Ночью долго не могу заснуть, все думаю о том, что это несправедливо – умирать за кого-то, и что Шекспир был очень злым. И несправедливым.
Никита
– Жорка, ты куда меня отправил? – Жуков старался не сорваться на крик. Пить хотелось, он пил, воду, минералку, сок, газировку, снова сок, квас… горничные уже, наверно, задолбались заказы исполнять, а ему все равно хотелось пить. А еще рвало, от всего, даже от воды. Точнее, особенно от воды. Один глоток – и выворачивает буквально наизнанку.
Страшно. И обидно. И знобит.
– Хорошее место, мне порекомендовали, аккурат для таких, как ты, психов придумано. – Бальчевский на том конце провода что-то смачно жевал, причавкивая и похрустывая. Скотина. – Посидишь пару недель, отдохнешь… заметь, дорогой мой, я мог бы засунуть тебя в клинику, где бы ты торчал не пару недель, а пару месяцев под неусыпным и заботливым присмотром врачей, оплаченных, заметь, твоими же бабками.

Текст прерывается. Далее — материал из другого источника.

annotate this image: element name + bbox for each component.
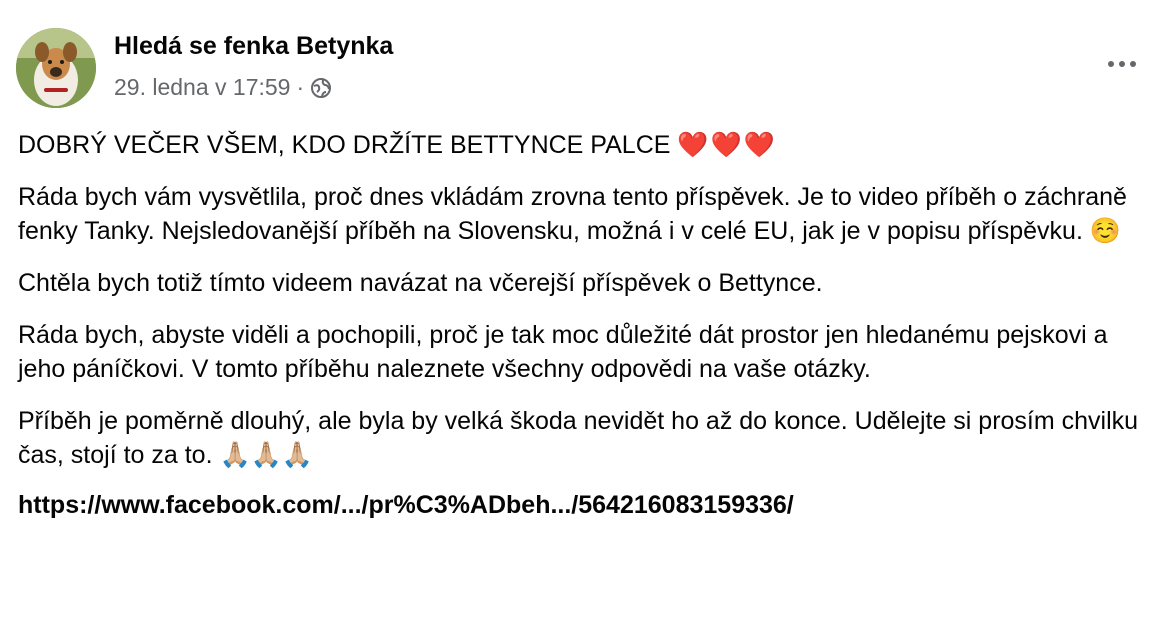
dog-avatar-image: [16, 28, 96, 108]
paragraph-text: Ráda bych, abyste viděli a pochopili, pr…: [18, 321, 1108, 383]
post-paragraph: Ráda bych, abyste viděli a pochopili, pr…: [18, 318, 1153, 386]
paragraph-text: Chtěla bych totiž tímto videem navázat n…: [18, 269, 823, 297]
hearts-emoji: ❤️❤️❤️: [677, 130, 777, 159]
post-paragraph: DOBRÝ VEČER VŠEM, KDO DRŽÍTE BETTYNCE PA…: [18, 128, 1153, 162]
post-paragraph: Ráda bych vám vysvětlila, proč dnes vklá…: [18, 180, 1153, 248]
pray-emoji: 🙏🏼🙏🏼🙏🏼: [219, 440, 313, 469]
paragraph-text: Ráda bych vám vysvětlila, proč dnes vklá…: [18, 183, 1127, 245]
globe-icon[interactable]: [310, 77, 332, 99]
post-link[interactable]: https://www.facebook.com/.../pr%C3%ADbeh…: [18, 488, 1153, 522]
post-paragraph: Chtěla bych totiž tímto videem navázat n…: [18, 266, 1153, 300]
post-meta: 29. ledna v 17:59 ·: [114, 74, 332, 101]
facebook-post: Hledá se fenka Betynka 29. ledna v 17:59…: [0, 0, 1164, 625]
avatar[interactable]: [16, 28, 96, 108]
post-timestamp[interactable]: 29. ledna v 17:59: [114, 74, 290, 101]
more-options-icon[interactable]: [1102, 50, 1142, 78]
smile-emoji: ☺️: [1089, 216, 1121, 245]
post-author-name[interactable]: Hledá se fenka Betynka: [114, 32, 393, 61]
paragraph-text: DOBRÝ VEČER VŠEM, KDO DRŽÍTE BETTYNCE PA…: [18, 131, 671, 159]
paragraph-text: Příběh je poměrně dlouhý, ale byla by ve…: [18, 407, 1139, 469]
post-paragraph: Příběh je poměrně dlouhý, ale byla by ve…: [18, 404, 1153, 472]
post-body: DOBRÝ VEČER VŠEM, KDO DRŽÍTE BETTYNCE PA…: [18, 128, 1153, 522]
post-header: Hledá se fenka Betynka 29. ledna v 17:59…: [16, 28, 1146, 108]
meta-separator: ·: [296, 74, 305, 100]
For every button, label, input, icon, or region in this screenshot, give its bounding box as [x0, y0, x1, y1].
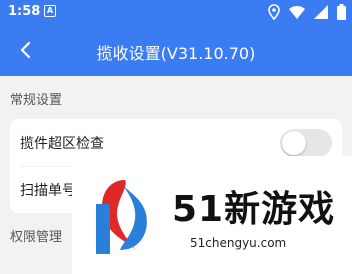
setting-label-cross-area-check: 揽件超区检查 — [20, 136, 104, 152]
section-header-permissions: 权限管理 — [10, 230, 63, 245]
watermark-logo-icon — [96, 180, 147, 254]
toggle-knob — [282, 131, 306, 155]
notification-badge-icon: A — [44, 5, 56, 17]
status-icons — [264, 4, 346, 20]
watermark-overlay: 51新游戏 51chengyu.com — [72, 156, 352, 274]
page-title: 揽收设置(V31.10.70) — [96, 44, 256, 63]
watermark-brand: 51新游戏 — [172, 189, 336, 230]
cross-area-check-toggle[interactable] — [280, 129, 332, 157]
app-bar: 揽收设置(V31.10.70) — [0, 24, 352, 76]
section-header-general: 常规设置 — [10, 93, 63, 108]
wifi-icon — [288, 6, 305, 19]
location-icon — [267, 4, 280, 20]
status-time: 1:58 — [8, 4, 41, 19]
status-bar: 1:58 A — [0, 0, 352, 24]
setting-label-scan-number: 扫描单号 — [20, 183, 76, 199]
signal-icon — [313, 5, 328, 19]
watermark-url: 51chengyu.com — [190, 236, 287, 250]
battery-icon — [337, 4, 346, 20]
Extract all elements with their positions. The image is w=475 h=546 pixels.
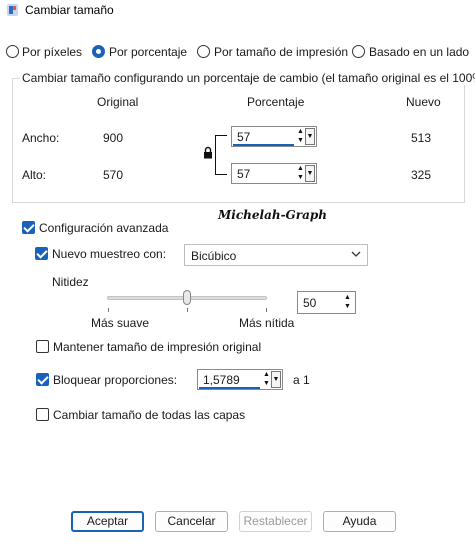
sharpness-value[interactable]: 50 (303, 296, 316, 310)
column-header-original: Original (97, 95, 139, 109)
advanced-settings-label[interactable]: Configuración avanzada (39, 221, 168, 235)
spin-down-icon[interactable]: ▼ (296, 137, 305, 145)
height-percent-stepper[interactable]: ▲ ▼ (296, 165, 305, 182)
height-percent-value[interactable]: 57 (237, 167, 250, 181)
width-percent-stepper[interactable]: ▲ ▼ (296, 128, 305, 145)
ratio-dropdown-icon[interactable]: ▼ (271, 371, 281, 388)
sharpness-slider-thumb[interactable] (183, 290, 191, 305)
height-label: Alto: (22, 168, 47, 182)
height-new-value: 325 (411, 168, 432, 182)
lock-icon[interactable] (203, 146, 213, 159)
sharpness-stepper[interactable]: ▲ ▼ (343, 294, 352, 311)
radio-label-by-one-side[interactable]: Basado en un lado (369, 45, 469, 59)
ratio-value[interactable]: 1,5789 (203, 373, 240, 387)
slider-tick (266, 308, 267, 312)
column-header-new: Nuevo (406, 95, 441, 109)
resize-all-layers-checkbox[interactable] (36, 408, 49, 421)
resample-label[interactable]: Nuevo muestreo con: (52, 247, 166, 261)
width-percent-dropdown-icon[interactable]: ▼ (305, 128, 315, 145)
resample-method-select[interactable]: Bicúbico (184, 244, 368, 266)
softer-label: Más suave (91, 316, 150, 330)
width-percent-focus-bar (233, 144, 294, 146)
spin-down-icon[interactable]: ▼ (343, 303, 352, 311)
spin-up-icon[interactable]: ▲ (343, 294, 352, 302)
width-percent-spinner[interactable]: 57 ▲ ▼ ▼ (231, 126, 317, 147)
ratio-focus-bar (199, 387, 260, 389)
slider-tick (187, 308, 188, 312)
resize-all-layers-label[interactable]: Cambiar tamaño de todas las capas (53, 408, 245, 422)
spin-up-icon[interactable]: ▲ (296, 128, 305, 136)
watermark-signature: Michelah-Graph (218, 208, 328, 222)
radio-label-by-pixels[interactable]: Por píxeles (22, 45, 82, 59)
lock-ratio-label[interactable]: Bloquear proporciones: (53, 373, 177, 387)
ok-button[interactable]: Aceptar (71, 511, 144, 532)
aspect-link-bracket (215, 135, 227, 175)
spin-up-icon[interactable]: ▲ (296, 165, 305, 173)
width-original-value: 900 (103, 131, 124, 145)
title-bar: Cambiar tamaño (0, 0, 475, 22)
chevron-down-icon[interactable] (351, 251, 361, 258)
height-percent-dropdown-icon[interactable]: ▼ (305, 165, 315, 182)
radio-by-pixels[interactable] (6, 45, 19, 58)
help-button[interactable]: Ayuda (323, 511, 396, 532)
spin-down-icon[interactable]: ▼ (262, 380, 271, 388)
radio-by-one-side[interactable] (352, 45, 365, 58)
advanced-settings-checkbox[interactable] (22, 221, 35, 234)
sharper-label: Más nítida (239, 316, 295, 330)
app-icon (7, 4, 18, 16)
spin-down-icon[interactable]: ▼ (296, 174, 305, 182)
height-original-value: 570 (103, 168, 124, 182)
radio-label-by-print-size[interactable]: Por tamaño de impresión (214, 45, 348, 59)
sharpness-spinner[interactable]: 50 ▲ ▼ (297, 291, 356, 314)
width-new-value: 513 (411, 131, 432, 145)
group-title: Cambiar tamaño configurando un porcentaj… (20, 71, 475, 85)
column-header-percentage: Porcentaje (247, 95, 305, 109)
resample-checkbox[interactable] (35, 247, 48, 260)
ratio-suffix: a 1 (293, 373, 310, 387)
width-percent-value[interactable]: 57 (237, 130, 250, 144)
ratio-spinner[interactable]: 1,5789 ▲ ▼ ▼ (197, 369, 283, 390)
window-title: Cambiar tamaño (25, 3, 114, 17)
lock-ratio-checkbox[interactable] (36, 373, 49, 386)
keep-print-size-label[interactable]: Mantener tamaño de impresión original (53, 340, 261, 354)
ratio-stepper[interactable]: ▲ ▼ (262, 371, 271, 388)
keep-print-size-checkbox[interactable] (36, 340, 49, 353)
reset-button[interactable]: Restablecer (239, 511, 312, 532)
radio-label-by-percentage[interactable]: Por porcentaje (109, 45, 187, 59)
width-label: Ancho: (22, 131, 60, 145)
slider-tick (108, 308, 109, 312)
radio-by-percentage[interactable] (92, 45, 105, 58)
resize-mode-group: Por píxeles Por porcentaje Por tamaño de… (0, 45, 475, 61)
sharpness-label: Nitidez (52, 275, 89, 289)
radio-by-print-size[interactable] (197, 45, 210, 58)
cancel-button[interactable]: Cancelar (155, 511, 228, 532)
height-percent-spinner[interactable]: 57 ▲ ▼ ▼ (231, 163, 317, 184)
resample-method-value[interactable]: Bicúbico (191, 249, 236, 263)
spin-up-icon[interactable]: ▲ (262, 371, 271, 379)
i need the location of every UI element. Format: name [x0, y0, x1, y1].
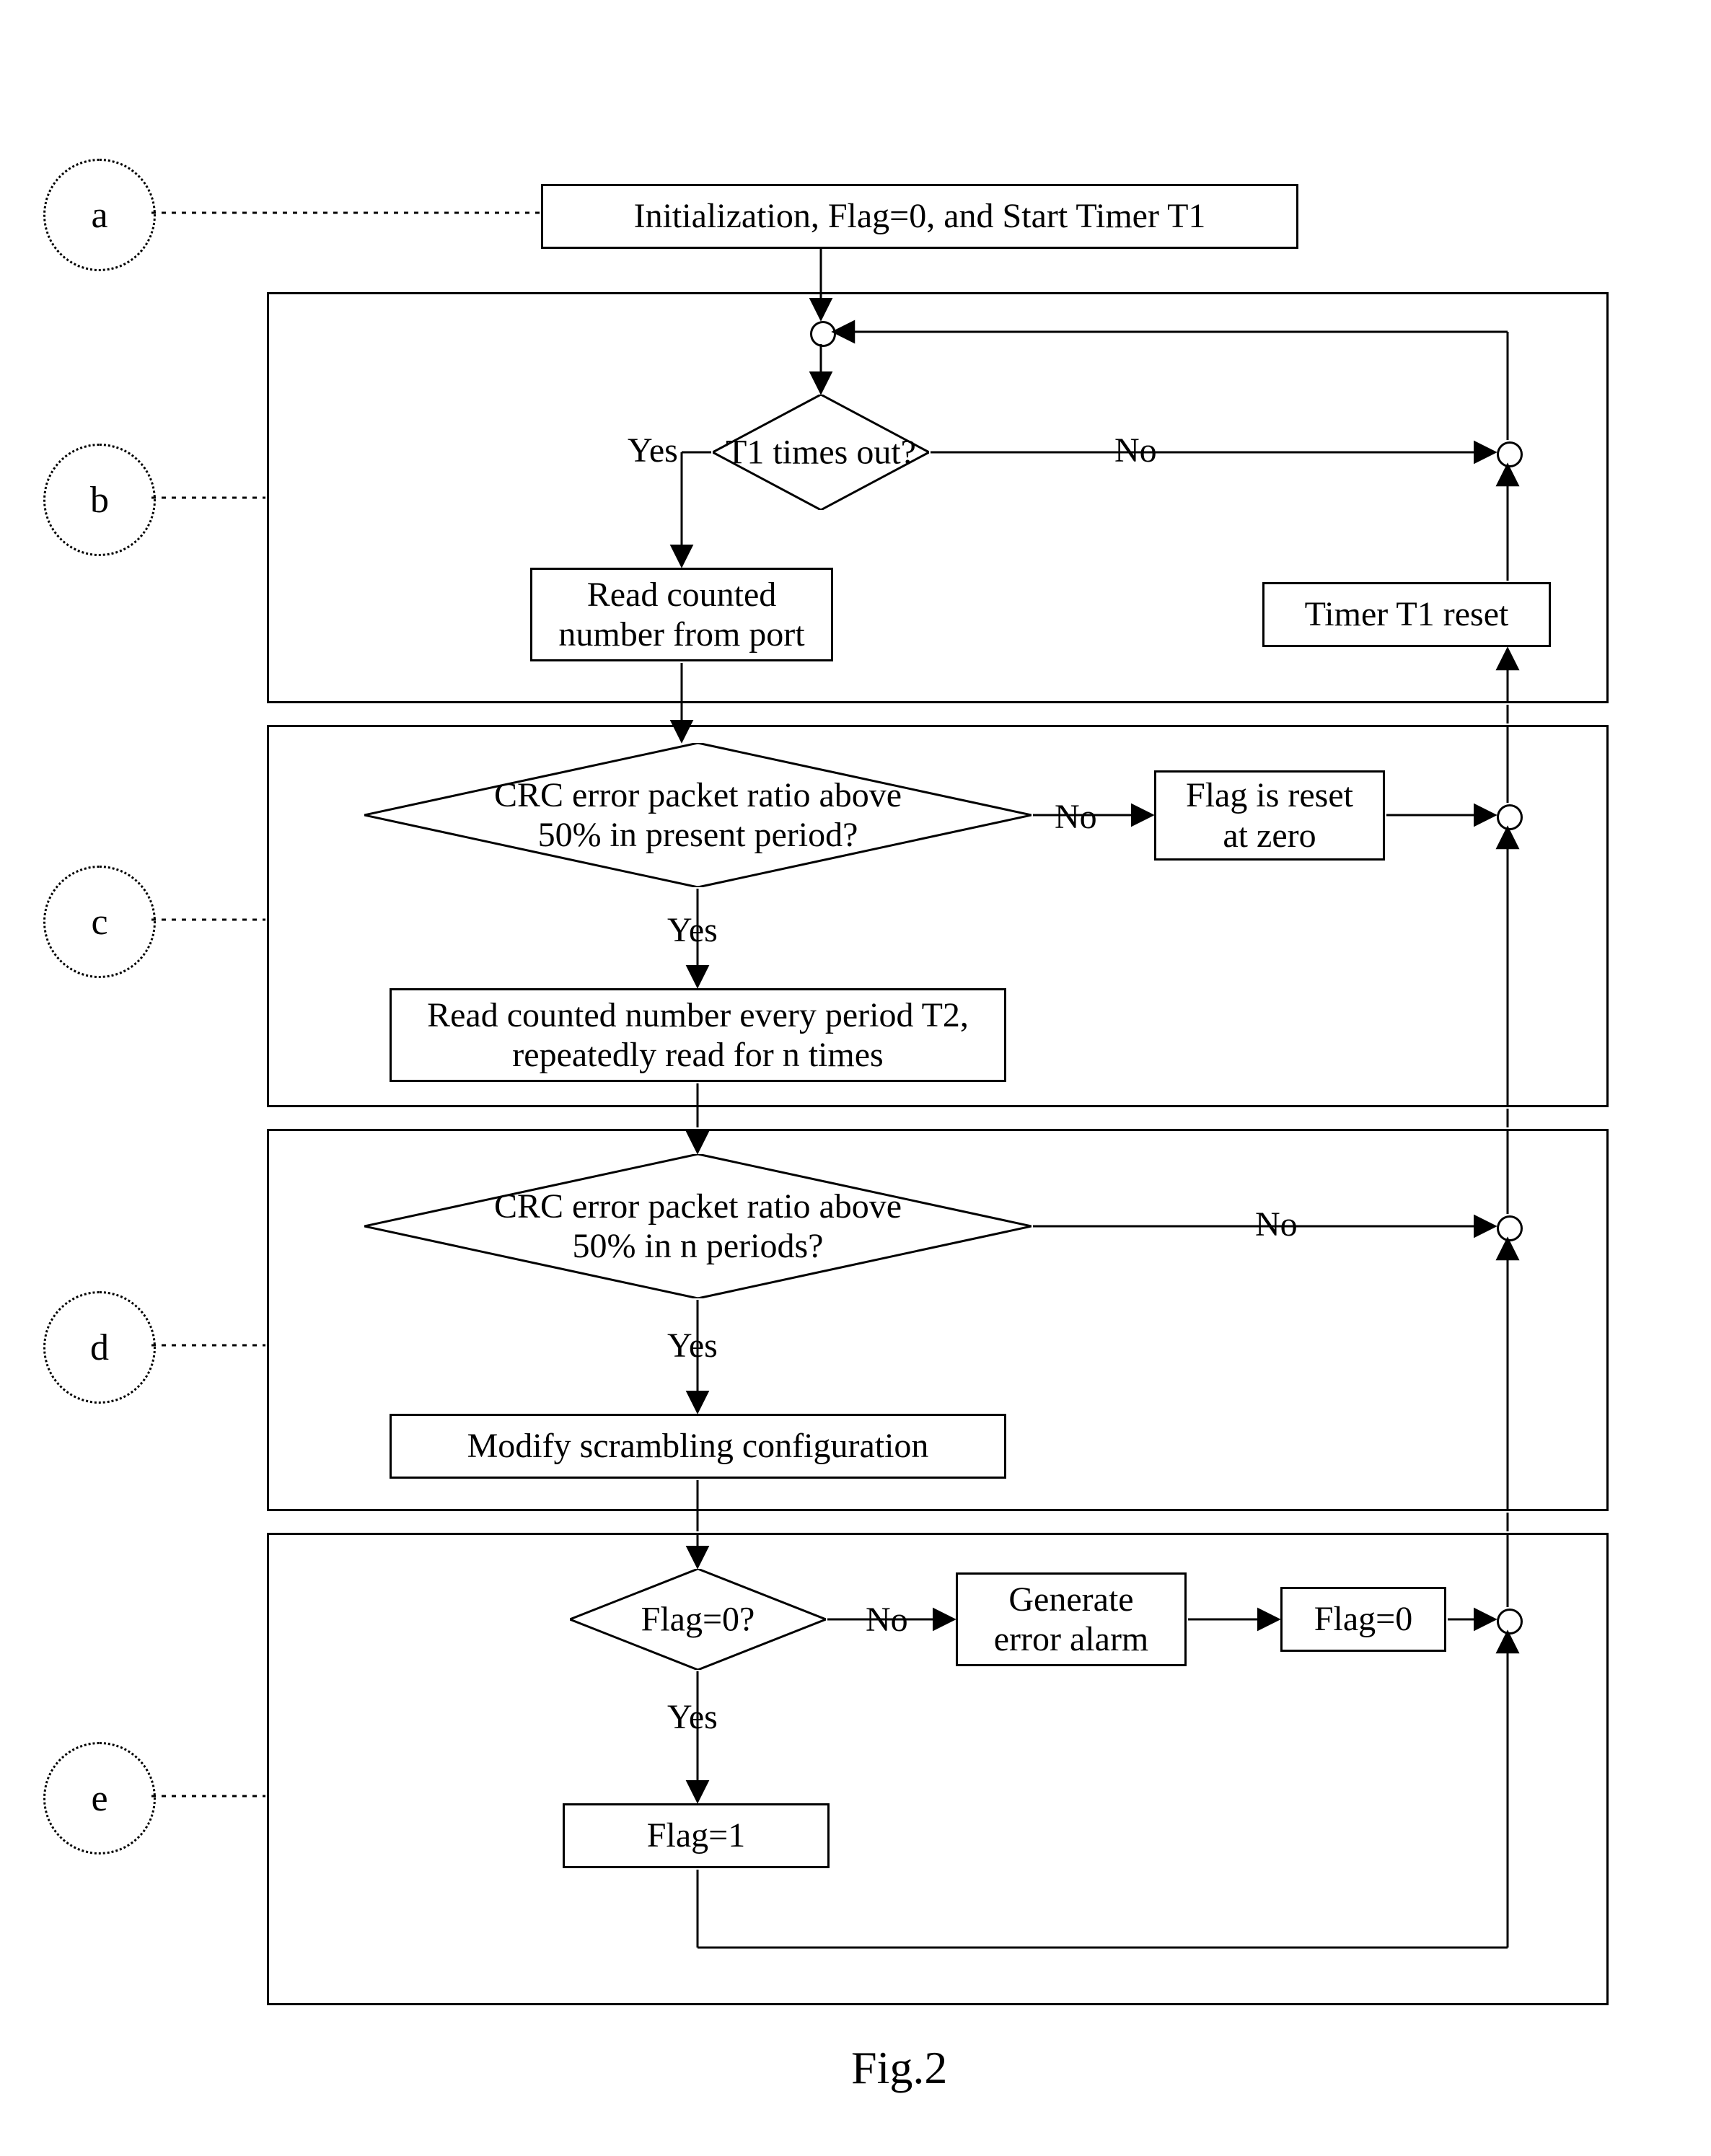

Склонившись над ванной – пришлось опереться рукой в стену, – Никита сплюнул, точнее, попытался сплюнуть, но вязкая нить слюны приклеилась к губе и повисла струной.
Струны у гитары, раньше он играл, хорошо играл… и на рояле тоже… но гитару он больше любит, она нежная.
– Тебя бы вывернули наружу, выкачали кровь, промыли б печень и остатки мозгов, а потом собрали бы все это назад. И возможно, конечно, в итоге получился бы человек.
Бальчевский до того увлекся, что даже чавкать перестал. Но какая же он все-таки скотина. Подохнуть бы, вот прямо тут, на коврике в ванной, он мягкий, прорезиненный, темно-синий с оранжевыми морскими звездами. Правда, места мало, но если калачиком свернуться… а накрыться полотенцем. Телефон выскальзывает. На пол его, вернее, на коврик и ухом прижать.
– Но я ж твой друг, Никуша. И как другу мне неприятно подобное насильственное лечение, как друг я понимаю, что ты – не алкоголик. Пока не алкоголик…
Жуков кивнул, и трубка выскользнула, отъехав по гладкой плитке в сторону, пришлось тянуться, а тянуться тяжело, от шевеления живот начинает опасно бурчать. Попытки с третьей трубку удалось вернуть на прежнее место.
– …тебе лишь нужно отдохнуть, побыть наедине с собой, поразмыслить о жизни. Ты талантлив, Никита, ты очень талантлив, так не будь же слабовольной падлой и найди в себе силы измениться!
Жуков снова кивнул. Найдет. Конечно, найдет. Попить бы чего. И поспать. И чтобы голова не болела и не тошнило больше.